Modeling the role of erosion in diapir development in contractional settings

The Cardona diapir of Eocene salt (Cardona salt formation) crops out in the deformed foreland of the Pyrenees. The diapir pierces 300 m of sediments on the northern limb of the northeast-southwest trending Cardona-Pinós fold close to the hinge area, and is 2 km long and 0.7 km wide at the surface. Dynamically scaled models were laterally shortened in a centrifuge in order to investigate the mechanism that triggered the Cardona diapir, and the role of postshortening erosion in its development. The models consisted of a microlaminate overburden simulating nonevaporitic sediments overlying a layer of silicone putty simulating rock salt.
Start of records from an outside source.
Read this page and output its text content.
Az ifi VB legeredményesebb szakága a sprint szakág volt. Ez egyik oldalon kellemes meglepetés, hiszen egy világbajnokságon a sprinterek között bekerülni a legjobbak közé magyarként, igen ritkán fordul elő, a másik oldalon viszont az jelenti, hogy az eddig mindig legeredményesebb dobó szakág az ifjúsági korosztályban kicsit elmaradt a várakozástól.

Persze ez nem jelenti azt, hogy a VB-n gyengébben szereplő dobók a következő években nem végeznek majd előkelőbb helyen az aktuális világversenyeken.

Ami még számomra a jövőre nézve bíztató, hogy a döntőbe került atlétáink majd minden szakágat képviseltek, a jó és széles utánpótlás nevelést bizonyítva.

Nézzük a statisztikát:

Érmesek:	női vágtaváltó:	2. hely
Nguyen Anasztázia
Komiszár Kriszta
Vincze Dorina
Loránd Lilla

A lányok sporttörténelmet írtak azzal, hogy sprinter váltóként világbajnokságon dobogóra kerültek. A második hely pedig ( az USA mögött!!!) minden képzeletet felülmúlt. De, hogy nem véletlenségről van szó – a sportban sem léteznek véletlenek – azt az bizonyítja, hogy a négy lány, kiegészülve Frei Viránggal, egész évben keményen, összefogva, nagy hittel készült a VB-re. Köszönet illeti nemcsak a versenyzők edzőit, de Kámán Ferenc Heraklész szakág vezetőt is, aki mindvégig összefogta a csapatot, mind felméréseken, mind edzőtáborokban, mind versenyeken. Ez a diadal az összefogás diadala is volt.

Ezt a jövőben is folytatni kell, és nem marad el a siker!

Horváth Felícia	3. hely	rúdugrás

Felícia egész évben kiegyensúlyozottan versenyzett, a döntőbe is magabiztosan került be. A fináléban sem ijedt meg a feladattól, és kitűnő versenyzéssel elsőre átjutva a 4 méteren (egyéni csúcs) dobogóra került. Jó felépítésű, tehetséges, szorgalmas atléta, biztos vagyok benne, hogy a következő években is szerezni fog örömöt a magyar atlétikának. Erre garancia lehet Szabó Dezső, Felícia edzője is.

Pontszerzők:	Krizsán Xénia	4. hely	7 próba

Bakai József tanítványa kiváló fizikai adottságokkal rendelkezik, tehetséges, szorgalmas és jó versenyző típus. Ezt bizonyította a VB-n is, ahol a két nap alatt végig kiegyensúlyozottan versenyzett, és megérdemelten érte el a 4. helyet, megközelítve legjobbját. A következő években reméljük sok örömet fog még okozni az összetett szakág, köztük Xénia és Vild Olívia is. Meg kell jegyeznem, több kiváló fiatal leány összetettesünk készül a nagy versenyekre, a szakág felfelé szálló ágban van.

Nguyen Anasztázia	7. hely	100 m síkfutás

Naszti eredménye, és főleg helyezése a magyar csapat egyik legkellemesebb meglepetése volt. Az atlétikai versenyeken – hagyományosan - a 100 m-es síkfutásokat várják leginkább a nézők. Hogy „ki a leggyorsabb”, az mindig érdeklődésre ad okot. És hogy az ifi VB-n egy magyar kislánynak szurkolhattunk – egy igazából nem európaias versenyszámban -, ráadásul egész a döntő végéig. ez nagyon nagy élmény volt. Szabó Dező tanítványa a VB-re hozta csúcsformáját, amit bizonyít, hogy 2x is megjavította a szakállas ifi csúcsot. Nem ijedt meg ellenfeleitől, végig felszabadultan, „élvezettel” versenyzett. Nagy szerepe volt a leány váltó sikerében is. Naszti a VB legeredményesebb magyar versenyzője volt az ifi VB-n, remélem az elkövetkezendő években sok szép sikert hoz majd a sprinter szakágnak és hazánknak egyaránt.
Model results show that moderate folding of overburden units causes the underlying ductile layer to flow from under syncline troughs to accumulate in the anticline cores. Postshortening erosion of one of the models thinned and weakened the overburden above the salt-cored anticlines and aided piercement of salt walls along the crests of the anticlines. Our models show that anticlines need to be open structures in order to allow accumulation of sufficient salt to rise diapirically when the overburden is thinned by erosion. Minimum ascent velocities, which were calculated using the deformed Pliocene-Pleistocene deposits around the Cardona diapir, support a postshortening age for salt piercement after 2.2 km of overburden was eroded from the crest of the anticline 2 Ma ago.